The data on foundation grants about “marriage” are similar. Since 2011, the foundations spent $5.6 million advancing and celebrating gay marriage rights. But one has to go back to 1997 to find the last grant attempting to keep heterosexual couples married: A $20,000 donation to “Increase the likelihood of successful African-American marriages through development of a model African-American Couples Mentoring Program.”
Even if promoting marriage would do more in the longterm to achieve equality, superficial efforts – such as rejiggering the percentages of minorities on corporate boards – make donors feel good, Brown said.

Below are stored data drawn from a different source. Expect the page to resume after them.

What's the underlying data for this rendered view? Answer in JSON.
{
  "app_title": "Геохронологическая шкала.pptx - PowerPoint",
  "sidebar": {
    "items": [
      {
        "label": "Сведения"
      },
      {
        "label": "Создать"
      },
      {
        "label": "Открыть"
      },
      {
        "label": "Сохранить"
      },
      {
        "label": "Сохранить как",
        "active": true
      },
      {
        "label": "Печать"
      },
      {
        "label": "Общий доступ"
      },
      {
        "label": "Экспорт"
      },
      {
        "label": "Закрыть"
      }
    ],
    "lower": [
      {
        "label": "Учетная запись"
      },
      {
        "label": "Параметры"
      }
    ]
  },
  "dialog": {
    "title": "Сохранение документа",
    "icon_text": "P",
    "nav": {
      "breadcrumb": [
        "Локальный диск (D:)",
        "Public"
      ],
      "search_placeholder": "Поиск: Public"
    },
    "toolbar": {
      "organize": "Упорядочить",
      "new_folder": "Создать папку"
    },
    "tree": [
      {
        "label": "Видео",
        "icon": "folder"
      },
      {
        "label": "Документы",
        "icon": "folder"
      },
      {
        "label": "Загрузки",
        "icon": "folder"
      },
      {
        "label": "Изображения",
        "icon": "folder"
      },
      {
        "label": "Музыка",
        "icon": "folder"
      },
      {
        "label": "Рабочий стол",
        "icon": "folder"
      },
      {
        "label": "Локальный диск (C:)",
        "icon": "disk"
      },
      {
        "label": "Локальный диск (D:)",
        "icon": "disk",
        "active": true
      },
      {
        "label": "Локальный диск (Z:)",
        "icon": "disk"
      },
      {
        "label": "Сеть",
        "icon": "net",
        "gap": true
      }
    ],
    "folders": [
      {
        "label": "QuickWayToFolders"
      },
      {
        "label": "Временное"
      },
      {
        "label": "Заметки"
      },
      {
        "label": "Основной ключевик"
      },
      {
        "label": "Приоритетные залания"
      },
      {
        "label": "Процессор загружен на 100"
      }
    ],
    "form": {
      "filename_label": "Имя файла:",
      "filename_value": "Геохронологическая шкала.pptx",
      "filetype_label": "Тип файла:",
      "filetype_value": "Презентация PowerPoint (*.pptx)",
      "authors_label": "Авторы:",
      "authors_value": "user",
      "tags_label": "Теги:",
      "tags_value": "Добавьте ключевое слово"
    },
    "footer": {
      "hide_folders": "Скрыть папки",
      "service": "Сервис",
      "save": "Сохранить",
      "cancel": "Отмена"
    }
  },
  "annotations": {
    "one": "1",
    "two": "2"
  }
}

“If you look at data on why people give to certain causes, it’s because they like to see the effect in terms of direct services. They want to ameliorate the symptoms so they can see the effect, rather than address the root causes,” Brown said.
Only one of the seven philanthropic foundations returned requests for comment.
“I see the logic in your connection but this is not a research area we are involved with as a philanthropic funder… We fund a lot of work around family engagement in an education context. Not the direction you are asking about,” Celeste Ford, a spokeswoman for the Carnegie Corporation, said.
Rowe, who studies upward mobility and families, previously led charter schools in the Bronx and was deputy director of postsecondary success at the Bill & Melinda Gates Foundation. He said what makes foundations’ insistence on spending money on anything but family structure so remarkable is that their existing efforts – geared at “cosmetic” fixes rather than root causes – have little to show for them.
In 2017, Bill Gates acknowledged that despite 17 years of his foundation pouring money into education initiatives, “schools are still falling short on the key metrics of a quality education.”
“Melinda and I made public education our top priority in the U.S. because we wanted to do something about the disparity in achievement and postsecondary success for students of color and low-income students. That inequity persists today,” he said.
Gates said his “insights will change what we focus on over the next five years.” But nowhere in his 3,000 word speech did he say the words “parents,” “family,” or “father.”
Rowe, for his part, said “What I’m trying to do is encourage philanthropists is to take another look at how they’ve decided to spend their money, because it’s not working.”